Strona 1 z 1

Sztuka umierania - Uwaga TVN

PostNapisane: Wt paź 30, 2012 11:18 pm
przez Crono5
Sztuka umierania
przedruk z:
http://uwaga.tvn.pl/61847,news,,sztuka_ ... ortaz.html

video:
http://uwaga.tvn.pl/61847,wideo,380150, ... ortaz.html

Ksiądz, bioetyk dr Jan Kaczkowski jest twórcą jednego z najlepszych hospicjów w Polsce, organizatorem warsztatów dla młodych lekarzy, podczas których studenci medycyny uczyli się, w jaki sposób rozmawiać z ciężko chorym pacjentem, by najłagodniej i z należnym szacunkiem przekazać mu informację o złej diagnozie - lub nawet zbliżającej się śmierci. Los okazał się przewrotny, dziś sam mierzy się ze śmiertelną diagnozą.
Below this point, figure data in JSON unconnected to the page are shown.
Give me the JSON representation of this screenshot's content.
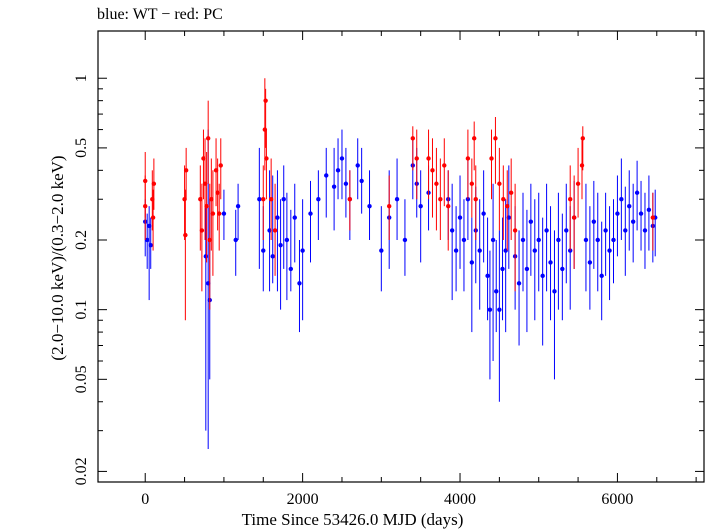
{
  "chart_data": {
    "type": "scatter",
    "title": "blue: WT − red: PC",
    "xlabel": "Time Since 53426.0 MJD (days)",
    "ylabel": "(2.0−10.0 keV)/(0.3−2.0 keV)",
    "xlim": [
      -600,
      7100
    ],
    "ylim": [
      0.018,
      1.6
    ],
    "yscale": "log",
    "xticks": [
      0,
      2000,
      4000,
      6000
    ],
    "yticks": [
      0.02,
      0.05,
      0.1,
      0.2,
      0.5,
      1
    ],
    "grid": false,
    "series": [
      {
        "name": "WT",
        "color": "#0000ff",
        "points": [
          [
            0,
            0.24,
            0.17,
            0.3
          ],
          [
            25,
            0.2,
            0.15,
            0.26
          ],
          [
            50,
            0.23,
            0.11,
            0.28
          ],
          [
            70,
            0.19,
            0.15,
            0.25
          ],
          [
            770,
            0.17,
            0.03,
            0.28
          ],
          [
            800,
            0.13,
            0.025,
            0.6
          ],
          [
            820,
            0.11,
            0.05,
            0.3
          ],
          [
            1000,
            0.26,
            0.2,
            0.33
          ],
          [
            1150,
            0.2,
            0.14,
            0.27
          ],
          [
            1180,
            0.28,
            0.2,
            0.35
          ],
          [
            1450,
            0.3,
            0.15,
            0.5
          ],
          [
            1500,
            0.18,
            0.12,
            0.28
          ],
          [
            1580,
            0.22,
            0.12,
            0.4
          ],
          [
            1620,
            0.17,
            0.13,
            0.38
          ],
          [
            1680,
            0.25,
            0.12,
            0.4
          ],
          [
            1720,
            0.19,
            0.1,
            0.3
          ],
          [
            1760,
            0.3,
            0.15,
            0.42
          ],
          [
            1800,
            0.2,
            0.11,
            0.32
          ],
          [
            1850,
            0.15,
            0.12,
            0.27
          ],
          [
            1900,
            0.25,
            0.16,
            0.35
          ],
          [
            1960,
            0.13,
            0.08,
            0.2
          ],
          [
            2000,
            0.18,
            0.09,
            0.3
          ],
          [
            2100,
            0.26,
            0.16,
            0.36
          ],
          [
            2200,
            0.3,
            0.2,
            0.4
          ],
          [
            2300,
            0.38,
            0.25,
            0.5
          ],
          [
            2400,
            0.34,
            0.22,
            0.5
          ],
          [
            2450,
            0.4,
            0.3,
            0.55
          ],
          [
            2500,
            0.45,
            0.3,
            0.6
          ],
          [
            2550,
            0.35,
            0.25,
            0.5
          ],
          [
            2600,
            0.3,
            0.2,
            0.4
          ],
          [
            2700,
            0.42,
            0.3,
            0.55
          ],
          [
            2750,
            0.36,
            0.26,
            0.5
          ],
          [
            2850,
            0.28,
            0.2,
            0.4
          ],
          [
            3000,
            0.18,
            0.12,
            0.28
          ],
          [
            3100,
            0.25,
            0.15,
            0.4
          ],
          [
            3200,
            0.3,
            0.2,
            0.45
          ],
          [
            3300,
            0.2,
            0.14,
            0.3
          ],
          [
            3400,
            0.42,
            0.3,
            0.55
          ],
          [
            3450,
            0.35,
            0.25,
            0.5
          ],
          [
            3500,
            0.28,
            0.16,
            0.4
          ],
          [
            3600,
            0.32,
            0.22,
            0.42
          ],
          [
            3850,
            0.3,
            0.2,
            0.4
          ],
          [
            3900,
            0.22,
            0.11,
            0.35
          ],
          [
            3950,
            0.18,
            0.12,
            0.28
          ],
          [
            4000,
            0.25,
            0.15,
            0.38
          ],
          [
            4050,
            0.2,
            0.12,
            0.3
          ],
          [
            4100,
            0.3,
            0.2,
            0.45
          ],
          [
            4150,
            0.16,
            0.08,
            0.25
          ],
          [
            4200,
            0.22,
            0.13,
            0.34
          ],
          [
            4250,
            0.18,
            0.1,
            0.3
          ],
          [
            4300,
            0.26,
            0.16,
            0.4
          ],
          [
            4350,
            0.14,
            0.09,
            0.25
          ],
          [
            4380,
            0.1,
            0.05,
            0.18
          ],
          [
            4420,
            0.2,
            0.06,
            0.35
          ],
          [
            4460,
            0.12,
            0.08,
            0.2
          ],
          [
            4500,
            0.1,
            0.04,
            0.22
          ],
          [
            4540,
            0.15,
            0.09,
            0.25
          ],
          [
            4580,
            0.18,
            0.08,
            0.3
          ],
          [
            4620,
            0.25,
            0.15,
            0.42
          ],
          [
            4700,
            0.17,
            0.1,
            0.28
          ],
          [
            4750,
            0.13,
            0.07,
            0.22
          ],
          [
            4800,
            0.2,
            0.12,
            0.32
          ],
          [
            4850,
            0.15,
            0.08,
            0.27
          ],
          [
            4900,
            0.24,
            0.14,
            0.35
          ],
          [
            4950,
            0.18,
            0.09,
            0.3
          ],
          [
            5000,
            0.2,
            0.12,
            0.32
          ],
          [
            5050,
            0.14,
            0.07,
            0.25
          ],
          [
            5100,
            0.22,
            0.12,
            0.35
          ],
          [
            5150,
            0.16,
            0.09,
            0.28
          ],
          [
            5200,
            0.12,
            0.05,
            0.22
          ],
          [
            5250,
            0.2,
            0.1,
            0.32
          ],
          [
            5300,
            0.15,
            0.09,
            0.26
          ],
          [
            5350,
            0.22,
            0.13,
            0.35
          ],
          [
            5400,
            0.18,
            0.1,
            0.28
          ],
          [
            5450,
            0.25,
            0.15,
            0.36
          ],
          [
            5600,
            0.2,
            0.12,
            0.35
          ],
          [
            5650,
            0.16,
            0.1,
            0.28
          ],
          [
            5700,
            0.24,
            0.15,
            0.36
          ],
          [
            5750,
            0.2,
            0.12,
            0.32
          ],
          [
            5800,
            0.14,
            0.09,
            0.24
          ],
          [
            5850,
            0.22,
            0.14,
            0.32
          ],
          [
            5900,
            0.18,
            0.11,
            0.28
          ],
          [
            5950,
            0.2,
            0.13,
            0.3
          ],
          [
            6000,
            0.26,
            0.17,
            0.38
          ],
          [
            6050,
            0.3,
            0.2,
            0.45
          ],
          [
            6100,
            0.22,
            0.14,
            0.34
          ],
          [
            6150,
            0.28,
            0.18,
            0.4
          ],
          [
            6200,
            0.24,
            0.16,
            0.35
          ],
          [
            6250,
            0.32,
            0.22,
            0.44
          ],
          [
            6300,
            0.26,
            0.18,
            0.36
          ],
          [
            6350,
            0.22,
            0.15,
            0.32
          ],
          [
            6400,
            0.27,
            0.18,
            0.38
          ],
          [
            6450,
            0.23,
            0.16,
            0.32
          ],
          [
            6480,
            0.25,
            0.17,
            0.33
          ]
        ]
      },
      {
        "name": "PC",
        "color": "#ff0000",
        "points": [
          [
            0,
            0.28,
            0.2,
            0.38
          ],
          [
            0,
            0.36,
            0.25,
            0.48
          ],
          [
            90,
            0.3,
            0.22,
            0.4
          ],
          [
            100,
            0.25,
            0.18,
            0.33
          ],
          [
            110,
            0.35,
            0.27,
            0.45
          ],
          [
            500,
            0.3,
            0.2,
            0.42
          ],
          [
            510,
            0.21,
            0.09,
            0.33
          ],
          [
            520,
            0.4,
            0.3,
            0.5
          ],
          [
            700,
            0.3,
            0.18,
            0.42
          ],
          [
            720,
            0.22,
            0.12,
            0.35
          ],
          [
            740,
            0.45,
            0.3,
            0.6
          ],
          [
            760,
            0.35,
            0.2,
            0.55
          ],
          [
            780,
            0.28,
            0.16,
            0.48
          ],
          [
            800,
            0.55,
            0.35,
            0.8
          ],
          [
            820,
            0.2,
            0.1,
            0.35
          ],
          [
            840,
            0.3,
            0.18,
            0.45
          ],
          [
            860,
            0.26,
            0.14,
            0.4
          ],
          [
            900,
            0.4,
            0.28,
            0.55
          ],
          [
            920,
            0.32,
            0.22,
            0.45
          ],
          [
            940,
            0.26,
            0.18,
            0.35
          ],
          [
            960,
            0.42,
            0.3,
            0.55
          ],
          [
            1500,
            0.3,
            0.2,
            0.42
          ],
          [
            1520,
            0.6,
            0.4,
            1.0
          ],
          [
            1530,
            0.8,
            0.5,
            0.9
          ],
          [
            1540,
            0.45,
            0.3,
            0.6
          ],
          [
            1600,
            0.3,
            0.2,
            0.45
          ],
          [
            1650,
            0.22,
            0.14,
            0.35
          ],
          [
            2600,
            0.3,
            0.22,
            0.4
          ],
          [
            3100,
            0.28,
            0.2,
            0.38
          ],
          [
            3400,
            0.55,
            0.4,
            0.62
          ],
          [
            3450,
            0.45,
            0.3,
            0.6
          ],
          [
            3600,
            0.45,
            0.3,
            0.6
          ],
          [
            3650,
            0.4,
            0.25,
            0.55
          ],
          [
            3700,
            0.35,
            0.22,
            0.5
          ],
          [
            3750,
            0.3,
            0.2,
            0.45
          ],
          [
            3800,
            0.42,
            0.28,
            0.55
          ],
          [
            3850,
            0.28,
            0.18,
            0.4
          ],
          [
            4100,
            0.45,
            0.3,
            0.6
          ],
          [
            4150,
            0.35,
            0.25,
            0.45
          ],
          [
            4180,
            0.55,
            0.4,
            0.65
          ],
          [
            4200,
            0.3,
            0.2,
            0.42
          ],
          [
            4400,
            0.45,
            0.3,
            0.6
          ],
          [
            4450,
            0.55,
            0.35,
            0.68
          ],
          [
            4500,
            0.35,
            0.22,
            0.5
          ],
          [
            4550,
            0.3,
            0.2,
            0.42
          ],
          [
            4600,
            0.28,
            0.18,
            0.4
          ],
          [
            4650,
            0.32,
            0.2,
            0.45
          ],
          [
            4700,
            0.22,
            0.12,
            0.35
          ],
          [
            5400,
            0.3,
            0.18,
            0.42
          ],
          [
            5450,
            0.25,
            0.15,
            0.38
          ],
          [
            5500,
            0.35,
            0.25,
            0.5
          ],
          [
            5550,
            0.42,
            0.3,
            0.55
          ],
          [
            5560,
            0.55,
            0.4,
            0.62
          ],
          [
            6450,
            0.25,
            0.18,
            0.32
          ]
        ]
      }
    ]
  }
}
35–letni ksiądz Jan Kaczkowski to twórca puckiego hospicjum, jednego z najlepszych w Polsce. Dowcipny, świetnie wykształcony, pełen ciepła dla swoich pacjentów. Jako bioetyk od 2008 roku prowadził warsztaty dla młodych lekarzy, podczas których – wraz z aktorami - ćwiczyli, w jaki sposób rozmawiać z pacjentami o czekającym ich odejściu.

Obrazek

- Zdarzyło się tak, że i u mnie wykryto groźny nowotwór mózgu. Moje rokowania są beznadziejne, lekarze mówią o przedziale od 0 do 14 miesięcy życia – mówi ks. Kaczkowski.

Podczas zeszłorocznych warsztatów prowadzonych przez księdza, młodzi studenci medycyny wiedzieli przecież, że mają przed sobą aktorów, a nie prawdziwych pacjentów. Mimo to nie potrafili właściwie przekazać informacji o złej diagnozie.


- Sam tego doświadczyłem. W prywatnej klinice, gdzieś na recepcji od pielęgniarki otrzymałem kopertę z wynikami badań. Powinienem zostać poproszony do gabinetu lekarza, który ten wynik by mi przedstawił i wyjaśnił co dalej – wspomina ksiądz Kaczkowski.

Kilka tygodni temu ksiądz Jan Kaczkowski został odznaczony Krzyżem Kawalerskim Orderu Odrodzenia Polski. Odznaczenie to przyznał mu prezydent Bronisław Komorowski za wielkie oddanie chorym i cierpiącym a także za wkład w rozwój społeczności lokalnej.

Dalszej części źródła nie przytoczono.